Goel reasons that the aviation market is oversupplied due to the capacity added since 2021.
He also points out that a lot of planes are grounded due to geopolitical issues.
“As long as the geopolitical tensions do not fade away, the aviation market is going to suffer because of that” Goel added.
Could aeroderivative supply affect Boeing and Airbus?
Could commercial aircraft makers suffer from aeroderivative engines being supplied to data centers?
Airbus, in its recent results, said that the monthly output of its signature A320 aircraft could fall below 75 units by the end of next year due to Pratt and Whitney's inability to keep up with the demand.
The aerospace company said it plans to deliver 870 jets this year and could have done more if there were adequate engine supplies.
Maxwell sees a modest and timing-dependent impact rather than a new structural bottleneck.
“There is some shared capacity between aircraft engines and aeroderivatives, so incremental turbine demand could marginally tighten an already stretched supply chain. However, commercial aviation programmes have priority and higher margins, meaning OEMs will continue to allocate scarce components to flight-critical engines first”, he added.
According to Maxwell, there is a risk if suppliers invested capital to serve the stationary power demand, which could reduce focus on “ increasing narrow-body engine output, slowing recovery timelines for Airbus and Boeing.”
But he reasoned that greater use of supplier facilities could enhance economies of scale and support capacity expansion, ultimately benefiting aircraft production.
Goel also notes that the supply constraints might be only for a few quarters and not a long-term one.
Can retired aircraft engines solve the supply issue
Some companies are converting old aircraft engines to for data center use.
FTAI Aviation announced in December 2025 the launch of FTAI Power, a platform designed to convert CFM56 aircraft engines into 25-megawatt natural gas aeroderivative turbines for AI and cloud data center power demand.
Landon Tessmer, vice president of commercial operations at ProEnergy, said the company’s PE6000 gas turbines are being used to power data centres during its first few years.
VT Market’s Maxwell said the investment’s worth would be dependent on “refurbishment costs and expected duty cycle.”
“Data centres require high reliability and predictable maintenance timeframes, which favours purpose-built aeroderivatives with established service programmes. Converted engines can be cheaper upfront and faster to deploy, making them attractive as a short-term option, but lifecycle costs and parts availability can be less certain.
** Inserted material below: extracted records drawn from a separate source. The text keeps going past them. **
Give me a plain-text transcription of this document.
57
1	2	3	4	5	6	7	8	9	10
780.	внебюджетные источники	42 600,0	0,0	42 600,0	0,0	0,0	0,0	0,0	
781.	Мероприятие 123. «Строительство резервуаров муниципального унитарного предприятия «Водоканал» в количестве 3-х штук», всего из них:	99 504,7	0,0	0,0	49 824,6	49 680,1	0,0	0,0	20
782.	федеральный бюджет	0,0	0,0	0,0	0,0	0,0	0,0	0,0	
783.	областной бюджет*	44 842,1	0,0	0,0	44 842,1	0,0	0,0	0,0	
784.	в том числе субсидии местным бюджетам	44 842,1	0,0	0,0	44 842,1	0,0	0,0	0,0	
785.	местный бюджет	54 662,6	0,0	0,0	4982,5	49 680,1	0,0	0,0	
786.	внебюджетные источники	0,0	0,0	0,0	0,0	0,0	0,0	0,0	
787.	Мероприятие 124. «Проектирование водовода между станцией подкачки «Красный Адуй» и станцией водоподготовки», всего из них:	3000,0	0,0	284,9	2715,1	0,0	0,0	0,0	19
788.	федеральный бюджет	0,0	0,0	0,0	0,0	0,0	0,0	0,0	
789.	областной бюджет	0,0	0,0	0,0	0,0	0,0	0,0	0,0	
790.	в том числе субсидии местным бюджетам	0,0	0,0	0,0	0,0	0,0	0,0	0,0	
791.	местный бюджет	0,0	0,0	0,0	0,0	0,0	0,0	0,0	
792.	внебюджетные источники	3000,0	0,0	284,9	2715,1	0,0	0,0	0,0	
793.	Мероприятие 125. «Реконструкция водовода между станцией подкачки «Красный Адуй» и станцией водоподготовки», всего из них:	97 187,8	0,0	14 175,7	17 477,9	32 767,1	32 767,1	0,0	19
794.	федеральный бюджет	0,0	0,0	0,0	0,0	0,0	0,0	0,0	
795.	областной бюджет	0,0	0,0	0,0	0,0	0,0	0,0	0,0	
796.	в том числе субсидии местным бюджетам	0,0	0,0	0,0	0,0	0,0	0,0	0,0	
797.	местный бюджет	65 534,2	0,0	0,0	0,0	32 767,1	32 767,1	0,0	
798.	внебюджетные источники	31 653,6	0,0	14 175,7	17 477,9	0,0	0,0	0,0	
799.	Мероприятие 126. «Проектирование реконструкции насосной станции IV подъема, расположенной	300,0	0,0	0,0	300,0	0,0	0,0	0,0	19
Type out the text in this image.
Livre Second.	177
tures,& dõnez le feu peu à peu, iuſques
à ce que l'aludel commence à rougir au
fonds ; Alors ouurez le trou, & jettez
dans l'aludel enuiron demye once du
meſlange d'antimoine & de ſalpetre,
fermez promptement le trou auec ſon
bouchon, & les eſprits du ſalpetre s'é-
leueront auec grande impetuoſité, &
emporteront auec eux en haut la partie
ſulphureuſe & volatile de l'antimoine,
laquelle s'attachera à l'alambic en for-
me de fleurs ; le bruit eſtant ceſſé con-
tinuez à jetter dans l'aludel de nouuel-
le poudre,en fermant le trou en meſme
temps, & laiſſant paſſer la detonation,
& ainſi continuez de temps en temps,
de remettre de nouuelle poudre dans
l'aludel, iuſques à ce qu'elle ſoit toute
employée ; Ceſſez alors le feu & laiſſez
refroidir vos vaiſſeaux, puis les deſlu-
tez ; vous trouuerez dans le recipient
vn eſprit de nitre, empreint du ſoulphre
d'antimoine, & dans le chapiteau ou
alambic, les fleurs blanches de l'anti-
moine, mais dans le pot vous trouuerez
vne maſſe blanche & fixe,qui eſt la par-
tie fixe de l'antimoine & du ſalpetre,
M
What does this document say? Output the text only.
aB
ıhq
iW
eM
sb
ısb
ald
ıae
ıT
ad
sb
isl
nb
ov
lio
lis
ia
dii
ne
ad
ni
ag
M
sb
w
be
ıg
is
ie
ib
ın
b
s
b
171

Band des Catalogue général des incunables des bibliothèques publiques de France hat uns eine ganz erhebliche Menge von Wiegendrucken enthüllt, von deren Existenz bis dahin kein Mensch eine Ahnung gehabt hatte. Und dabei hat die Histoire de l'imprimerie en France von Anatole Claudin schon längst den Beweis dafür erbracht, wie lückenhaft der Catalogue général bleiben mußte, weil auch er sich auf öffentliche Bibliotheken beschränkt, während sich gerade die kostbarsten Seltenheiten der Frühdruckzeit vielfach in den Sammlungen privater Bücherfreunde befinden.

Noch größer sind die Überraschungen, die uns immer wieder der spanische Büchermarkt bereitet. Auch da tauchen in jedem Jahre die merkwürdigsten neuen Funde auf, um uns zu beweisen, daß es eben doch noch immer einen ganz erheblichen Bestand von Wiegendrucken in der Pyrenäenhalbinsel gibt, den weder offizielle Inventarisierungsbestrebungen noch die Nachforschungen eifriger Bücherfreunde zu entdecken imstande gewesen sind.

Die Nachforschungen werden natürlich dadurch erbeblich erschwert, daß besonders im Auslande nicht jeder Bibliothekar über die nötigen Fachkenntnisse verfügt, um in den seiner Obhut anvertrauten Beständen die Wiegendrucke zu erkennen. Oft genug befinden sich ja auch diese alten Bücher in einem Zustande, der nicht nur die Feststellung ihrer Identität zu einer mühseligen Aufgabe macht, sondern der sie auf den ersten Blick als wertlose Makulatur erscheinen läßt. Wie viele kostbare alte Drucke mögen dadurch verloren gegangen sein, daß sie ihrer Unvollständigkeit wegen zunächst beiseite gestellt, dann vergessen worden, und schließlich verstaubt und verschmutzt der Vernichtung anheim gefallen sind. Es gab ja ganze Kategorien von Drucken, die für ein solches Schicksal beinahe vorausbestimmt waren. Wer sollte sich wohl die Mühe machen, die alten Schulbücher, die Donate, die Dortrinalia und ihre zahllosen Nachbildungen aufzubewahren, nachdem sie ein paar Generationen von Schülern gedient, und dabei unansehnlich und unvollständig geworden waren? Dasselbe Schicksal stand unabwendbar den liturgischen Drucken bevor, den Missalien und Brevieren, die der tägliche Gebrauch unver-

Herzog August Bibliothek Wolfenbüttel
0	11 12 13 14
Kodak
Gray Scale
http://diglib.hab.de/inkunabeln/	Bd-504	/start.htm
Critically, the pool of suitable retirements is limited. It may ease near-term, but it is unlikely to materially shift the long-term supply balance.”
While AI-driven power demand is opening new avenues for aeroderivative turbines, analysts suggest the aviation supply chain is unlikely to face the kind of shortages seen in memory chips.
Instead, any pressure may appear as longer backlogs or service constraints, with the broader impact on aviation and turbine markets expected to remain limited.